DataShine is a toolkit for creating web maps for showing geographical data that has been collated and analysed by the BODMAS project, based at UCL’s Centre for Advanced Spatial Analysis, such as the 2011 Census data included in DataShine: Census that we have released today.
The DataShine System
There are two main components to DataShine – the map tiling system and the map-based website that you see in a browser.
The map tiling system is a number of Python scripts, which generate maps of geospatial data stored in a PostgreSQL/PostGIS database, using Mapnik. The maps are generated either as square PNG images of simple but colourful choropleths, often known as “tiles”, for display on the website, or as A4 downloadable PDFs with keys and other adornments (example below), suitable for printing. These are done ‘on-the-fly’ by invoking the Python scripts via the web server.
The map tiling system was also used to create the “context” maps. The data used here is mainly Ordnance Survey Open Data – using Vector Map District for the most detailed zoom levels and Meridian for smaller scales. Mapnik’s new compositing effects are used to show the buildings as transparent, “knocked out” areas of the map. When the choropleth layer is placed behind the context maps, the colours “shine through” the buildings – hence the name DataShine.

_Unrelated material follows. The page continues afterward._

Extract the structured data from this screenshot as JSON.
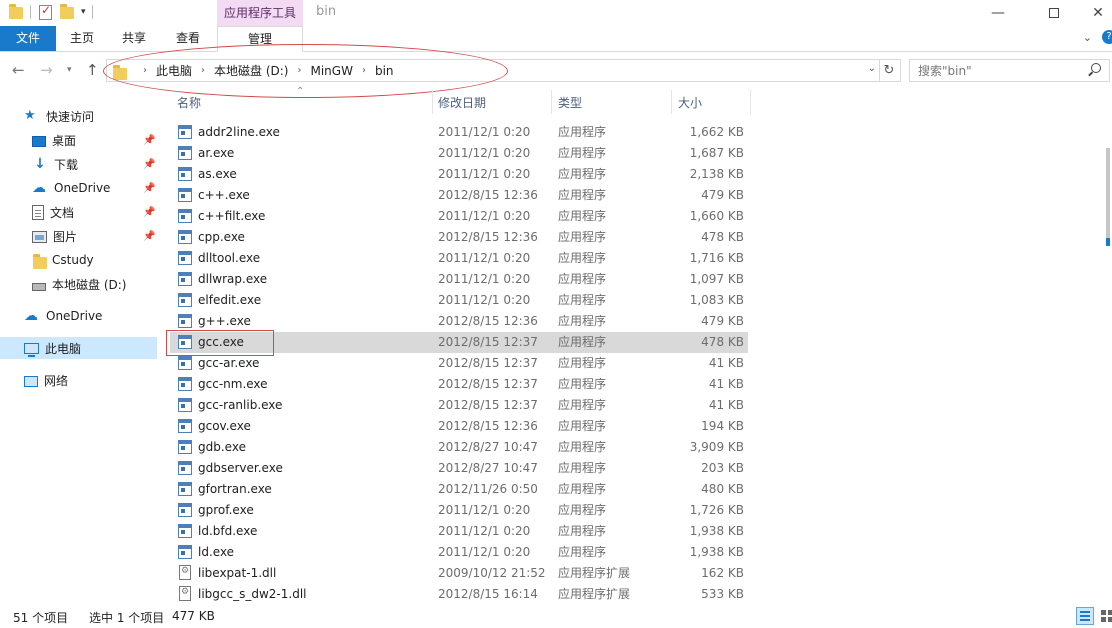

This is a style of mapping that has advantages and drawbacks. The key advantage is that, by only showing the data in areas where there are buildings, we don’t allow areas of low population (parks and the countryside) to dominate the map, but instead areas of high population draw the eye. The chief drawback is that the dataset used includes all buildings, such as industrial units, farm sheds, stadiums and shops, where people don’t live – but that we are typically showing residential information. The other major issue is that the inclusion of individual building blocks can imply a false level of detail – in other words, it can look like the colour/value shown on a house is relating to that particular house, rather than being an average for the local area.
We are also creating vector data, to show the underlying numbers and metadata (e.g. area name) for the map. This is also carried out in Mapnik, using a format called UTF Grid which creates “tiles” of value fields that are then picked up by the browser and show as you move the cursor around the map.
We are aiming to have the following features in our DataShine-based maps, where-ever possible and appropriate:
- A consistent look and feel, with user interface elements contained in a small number of widgets that float on the map.
- Using auto-updating URLs so the current view can be easily shared and recreated.
- Social media buttons and metadata to allow for effective sharing.
- Viewable and usable on mobile devices (e.g. iPhones and iPads)
- Not requiring external plugins.
- Using browser geolocation to start the map near you.
- Using a simple postcode search or key city “jump buttons” to allow you to go quickly elsewhere.
- Aiming to minimise the number of clicks and time needed to get to the data and view you want.
- Making the map the dominant part of the website, so you can see a larger area at once.
We hope to open-source as much of the DataShine code as possible in due course.